Voulons - nous que les peuples soient vertueux? commençons donc par leur faire aimer la patrie: mais comment l'aimeront - ils, si la patrie n'est rien de plus pour eux que pour des étrangers, & qu'elle ne leur accorde que ce qu'elle ne peut refuser à personne? Ce seroit bien pis s'ils n'y joüissoient pas même de la sûreté civile, & que leurs biens, leur vie ou leur liberté fussent à la discrétion des hommes puissans, sans qu'il leur fût possible ou permis d'oser reclamer les lois. Alors soûmis aux devoirs de l'état civil, sans joüir même des droits de l'état de nature & sans pouvoir employer leurs forces pour se défendre, ils seroient par conséquent dans la pire condition où se puissent trouver des hommes libres, & le mot de patrie ne pourroit avoir pour eux qu'un sens odieux ou ridicule. Il ne faut pas croire que l'on puisse offenser ou couper un bras, que la douleur ne s'en porte à la tête; & il n'est pas plus croyable que la volonté générale consente qu'un membre de l'état quel qu'il soit en blesse ou détruise un autre, qu'il ne l'est que les doigts d'un homme usant de fa raison aillent lui crever les yeux. La sureté particuliere est tellement liée avec la confédération publique, que sans les égards que l'on doit à la foiblesse humaine, cette convention seroit dissoute par le droit, s'il périssoit dans l'état un seul citoyen qu'on eût pû secourir; si l'on en retenoit à tort un seul en prison, & s'il se perdoit un seul proces avec une injustice évidente: car les conventions fondamentales étant enfreintes, on ne voit plus quel droit ni quel intérêt pourroit maintenir le peuple dans l'union sociale, à moins qu'il n'y fût retenu par la seule force qui fait la dissolution de l'état civil.

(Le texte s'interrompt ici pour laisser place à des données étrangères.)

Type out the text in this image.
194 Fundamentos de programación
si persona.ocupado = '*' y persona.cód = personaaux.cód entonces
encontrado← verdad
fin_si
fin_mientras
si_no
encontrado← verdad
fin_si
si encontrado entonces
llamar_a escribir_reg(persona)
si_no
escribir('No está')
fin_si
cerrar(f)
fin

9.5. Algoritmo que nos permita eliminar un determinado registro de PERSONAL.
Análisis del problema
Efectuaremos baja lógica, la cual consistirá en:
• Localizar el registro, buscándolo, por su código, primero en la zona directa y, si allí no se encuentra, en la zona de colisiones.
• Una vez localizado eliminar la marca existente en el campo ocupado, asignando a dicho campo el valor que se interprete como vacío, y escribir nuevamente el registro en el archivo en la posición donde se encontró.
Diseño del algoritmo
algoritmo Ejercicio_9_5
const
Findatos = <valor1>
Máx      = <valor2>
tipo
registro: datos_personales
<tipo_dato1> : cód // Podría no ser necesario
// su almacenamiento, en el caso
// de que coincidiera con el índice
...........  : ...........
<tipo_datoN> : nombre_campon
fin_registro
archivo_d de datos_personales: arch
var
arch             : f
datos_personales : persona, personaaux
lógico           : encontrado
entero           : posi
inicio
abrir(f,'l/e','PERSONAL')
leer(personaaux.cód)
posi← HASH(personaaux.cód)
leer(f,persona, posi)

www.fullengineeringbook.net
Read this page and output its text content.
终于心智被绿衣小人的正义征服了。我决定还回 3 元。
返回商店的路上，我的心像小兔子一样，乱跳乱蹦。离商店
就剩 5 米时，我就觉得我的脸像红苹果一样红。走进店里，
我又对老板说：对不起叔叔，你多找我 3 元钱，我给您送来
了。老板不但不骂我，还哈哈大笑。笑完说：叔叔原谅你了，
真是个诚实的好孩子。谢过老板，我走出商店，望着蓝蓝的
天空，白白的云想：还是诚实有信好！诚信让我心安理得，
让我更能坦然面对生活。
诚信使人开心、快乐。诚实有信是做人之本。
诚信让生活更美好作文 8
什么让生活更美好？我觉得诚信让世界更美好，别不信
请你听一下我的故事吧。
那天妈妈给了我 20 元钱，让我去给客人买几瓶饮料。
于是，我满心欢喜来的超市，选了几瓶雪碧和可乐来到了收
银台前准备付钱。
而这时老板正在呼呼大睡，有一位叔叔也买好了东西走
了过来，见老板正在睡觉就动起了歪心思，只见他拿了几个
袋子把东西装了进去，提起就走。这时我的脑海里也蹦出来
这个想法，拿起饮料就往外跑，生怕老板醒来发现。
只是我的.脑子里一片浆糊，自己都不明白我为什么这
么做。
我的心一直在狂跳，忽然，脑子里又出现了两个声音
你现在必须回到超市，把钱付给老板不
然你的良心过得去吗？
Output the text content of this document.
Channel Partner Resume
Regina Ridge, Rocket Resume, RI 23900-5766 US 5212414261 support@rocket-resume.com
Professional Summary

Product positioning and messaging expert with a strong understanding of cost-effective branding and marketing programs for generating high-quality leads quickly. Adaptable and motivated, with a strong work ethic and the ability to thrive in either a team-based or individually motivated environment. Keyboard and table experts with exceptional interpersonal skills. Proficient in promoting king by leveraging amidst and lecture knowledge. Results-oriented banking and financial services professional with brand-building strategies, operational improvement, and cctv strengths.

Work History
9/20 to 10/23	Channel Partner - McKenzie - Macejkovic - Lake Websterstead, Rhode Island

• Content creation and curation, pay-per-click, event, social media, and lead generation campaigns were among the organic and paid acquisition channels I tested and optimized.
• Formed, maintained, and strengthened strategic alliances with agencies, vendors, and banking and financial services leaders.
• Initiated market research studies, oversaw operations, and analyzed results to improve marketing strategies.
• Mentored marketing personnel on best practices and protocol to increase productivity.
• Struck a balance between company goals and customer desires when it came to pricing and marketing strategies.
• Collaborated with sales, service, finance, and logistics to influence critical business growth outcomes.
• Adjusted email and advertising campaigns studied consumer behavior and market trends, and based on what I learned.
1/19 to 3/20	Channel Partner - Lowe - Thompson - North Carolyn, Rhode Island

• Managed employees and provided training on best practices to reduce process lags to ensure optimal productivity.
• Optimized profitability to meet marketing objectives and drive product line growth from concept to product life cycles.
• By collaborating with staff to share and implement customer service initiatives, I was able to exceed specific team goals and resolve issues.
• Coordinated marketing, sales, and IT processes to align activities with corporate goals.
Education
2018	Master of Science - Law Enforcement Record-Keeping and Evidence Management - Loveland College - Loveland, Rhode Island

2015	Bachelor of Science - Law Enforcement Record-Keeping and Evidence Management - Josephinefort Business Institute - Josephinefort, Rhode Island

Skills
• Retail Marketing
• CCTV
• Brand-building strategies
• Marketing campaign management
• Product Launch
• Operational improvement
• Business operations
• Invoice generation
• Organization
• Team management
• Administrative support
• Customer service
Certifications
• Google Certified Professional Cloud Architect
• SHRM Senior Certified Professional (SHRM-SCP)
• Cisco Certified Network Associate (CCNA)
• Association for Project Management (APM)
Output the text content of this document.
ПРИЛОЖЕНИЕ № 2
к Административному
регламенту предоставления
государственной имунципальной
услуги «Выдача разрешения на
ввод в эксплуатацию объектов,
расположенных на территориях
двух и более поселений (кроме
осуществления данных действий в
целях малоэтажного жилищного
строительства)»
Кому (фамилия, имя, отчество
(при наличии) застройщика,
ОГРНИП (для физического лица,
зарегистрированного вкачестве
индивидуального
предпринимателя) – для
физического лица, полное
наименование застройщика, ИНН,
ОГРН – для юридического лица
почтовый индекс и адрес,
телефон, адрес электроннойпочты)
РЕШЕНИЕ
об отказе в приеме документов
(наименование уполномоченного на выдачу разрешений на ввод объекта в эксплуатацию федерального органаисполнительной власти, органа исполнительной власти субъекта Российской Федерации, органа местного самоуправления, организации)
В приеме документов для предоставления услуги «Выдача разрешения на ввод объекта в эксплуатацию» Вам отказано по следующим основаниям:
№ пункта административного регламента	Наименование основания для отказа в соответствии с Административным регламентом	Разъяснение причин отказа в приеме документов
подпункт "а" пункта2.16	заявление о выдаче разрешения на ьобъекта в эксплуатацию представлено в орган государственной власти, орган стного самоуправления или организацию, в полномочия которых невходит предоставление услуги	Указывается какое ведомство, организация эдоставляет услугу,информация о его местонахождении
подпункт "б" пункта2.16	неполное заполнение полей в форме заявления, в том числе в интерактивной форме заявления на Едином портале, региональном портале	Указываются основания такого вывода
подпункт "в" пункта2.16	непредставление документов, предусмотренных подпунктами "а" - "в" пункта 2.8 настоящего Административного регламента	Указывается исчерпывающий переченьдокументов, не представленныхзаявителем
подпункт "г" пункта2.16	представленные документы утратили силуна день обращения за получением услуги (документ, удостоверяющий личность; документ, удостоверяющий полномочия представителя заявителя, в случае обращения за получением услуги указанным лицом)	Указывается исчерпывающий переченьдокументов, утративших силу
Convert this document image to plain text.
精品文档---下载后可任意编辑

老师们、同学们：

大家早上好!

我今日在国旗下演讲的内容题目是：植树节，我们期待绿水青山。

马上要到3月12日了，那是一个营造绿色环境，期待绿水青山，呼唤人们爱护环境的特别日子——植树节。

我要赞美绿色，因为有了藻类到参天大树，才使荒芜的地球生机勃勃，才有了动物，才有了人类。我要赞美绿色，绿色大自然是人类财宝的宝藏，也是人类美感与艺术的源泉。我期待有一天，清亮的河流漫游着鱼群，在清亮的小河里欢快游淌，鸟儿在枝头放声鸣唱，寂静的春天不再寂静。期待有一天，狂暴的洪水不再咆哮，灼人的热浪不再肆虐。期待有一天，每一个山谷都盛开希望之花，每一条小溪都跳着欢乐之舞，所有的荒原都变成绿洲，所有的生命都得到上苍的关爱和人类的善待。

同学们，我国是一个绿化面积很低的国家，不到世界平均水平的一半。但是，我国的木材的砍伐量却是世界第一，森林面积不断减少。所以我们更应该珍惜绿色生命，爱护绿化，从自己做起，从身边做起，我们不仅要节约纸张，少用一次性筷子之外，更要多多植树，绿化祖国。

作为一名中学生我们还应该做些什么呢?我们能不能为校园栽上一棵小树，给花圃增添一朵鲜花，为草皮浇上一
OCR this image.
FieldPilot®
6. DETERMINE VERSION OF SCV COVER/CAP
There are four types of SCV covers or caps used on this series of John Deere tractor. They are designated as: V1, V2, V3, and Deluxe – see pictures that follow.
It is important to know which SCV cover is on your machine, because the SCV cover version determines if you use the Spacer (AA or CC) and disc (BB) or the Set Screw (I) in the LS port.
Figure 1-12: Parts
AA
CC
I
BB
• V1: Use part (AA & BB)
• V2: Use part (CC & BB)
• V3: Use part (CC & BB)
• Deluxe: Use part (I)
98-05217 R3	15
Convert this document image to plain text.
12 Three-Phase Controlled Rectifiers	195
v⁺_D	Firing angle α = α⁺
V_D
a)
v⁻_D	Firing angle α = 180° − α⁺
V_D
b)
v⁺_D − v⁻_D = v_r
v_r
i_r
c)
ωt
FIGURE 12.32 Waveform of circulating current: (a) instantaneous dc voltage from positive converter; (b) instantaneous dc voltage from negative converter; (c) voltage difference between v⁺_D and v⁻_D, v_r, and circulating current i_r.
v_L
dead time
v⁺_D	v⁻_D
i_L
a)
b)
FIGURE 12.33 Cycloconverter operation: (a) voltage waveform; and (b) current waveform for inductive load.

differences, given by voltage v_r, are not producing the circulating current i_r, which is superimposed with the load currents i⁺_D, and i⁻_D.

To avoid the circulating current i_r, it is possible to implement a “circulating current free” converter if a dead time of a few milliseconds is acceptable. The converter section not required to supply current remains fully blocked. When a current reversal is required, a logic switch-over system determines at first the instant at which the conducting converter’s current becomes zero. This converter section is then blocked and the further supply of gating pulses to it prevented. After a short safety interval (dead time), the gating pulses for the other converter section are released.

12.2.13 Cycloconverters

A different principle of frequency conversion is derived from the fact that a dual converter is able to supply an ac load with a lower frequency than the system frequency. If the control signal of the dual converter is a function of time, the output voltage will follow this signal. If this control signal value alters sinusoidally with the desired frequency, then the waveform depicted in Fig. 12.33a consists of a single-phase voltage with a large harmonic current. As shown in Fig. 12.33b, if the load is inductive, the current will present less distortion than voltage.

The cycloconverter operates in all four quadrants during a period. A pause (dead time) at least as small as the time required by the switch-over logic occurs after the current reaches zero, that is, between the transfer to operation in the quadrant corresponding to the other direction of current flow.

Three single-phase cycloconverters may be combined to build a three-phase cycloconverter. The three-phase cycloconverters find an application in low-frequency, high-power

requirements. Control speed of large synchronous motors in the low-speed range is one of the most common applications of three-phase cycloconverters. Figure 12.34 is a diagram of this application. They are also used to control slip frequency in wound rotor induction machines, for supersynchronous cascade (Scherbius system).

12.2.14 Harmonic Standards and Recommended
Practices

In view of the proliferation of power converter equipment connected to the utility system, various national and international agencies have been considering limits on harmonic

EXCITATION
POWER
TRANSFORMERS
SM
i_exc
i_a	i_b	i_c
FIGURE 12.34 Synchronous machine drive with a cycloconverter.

En effet, l'engagement du corps de la nation n'est - il pas de pourvoir à la conservation du dernier de ses membres avec autant de soin qu'à celle de tous les autres? & le salut d'un citoyen est - il moins la cause commune que celui de tout l'état? Qu'on nous dise qu'il est bon qu'un seul périsse pour tous, j'admirerai cette sentence dans la bouche d'un digne & vertueux patriote qui se consacre volontairement & par devoir à la mort pour le salut de son pays: mais si l'on entend qu'il soit permis au gouvernement de sacrifier un innocent au salut de la multitude, je tiens cette maxime pour une des plus exécrables que jamais la tyrannie ait inventée, la plus fausse qu'on puisse avancer, la plus dangereuse qu'on puisse admettre, & la plus directement opposée aux lois fondamentales de la société. Loin qu'un seul doive périr pour tous, tous ont engagé leurs biens & leurs vies à la défense de chacun d'eux, afin que la foiblesse particuliere fût toujours protégée par la force publique, & chaque membre par tout l'état. Après avoir par supposition retranché du peuple un individu après l'autre, pressez les partisans de cette maxime à mieux expliquer ce qu'ils entendent par le corps de l'état, & vous verrez qu'ils le réduiront à la fin à un petit nombre d'hommes qui ne sont pas le peuple, mais les officiers du peuple, & qui s'étant obligés par un serment particulier à périr eux - mêmes pour son salut, prétendent prouver par - là que c'est à lui de périr pour le leur.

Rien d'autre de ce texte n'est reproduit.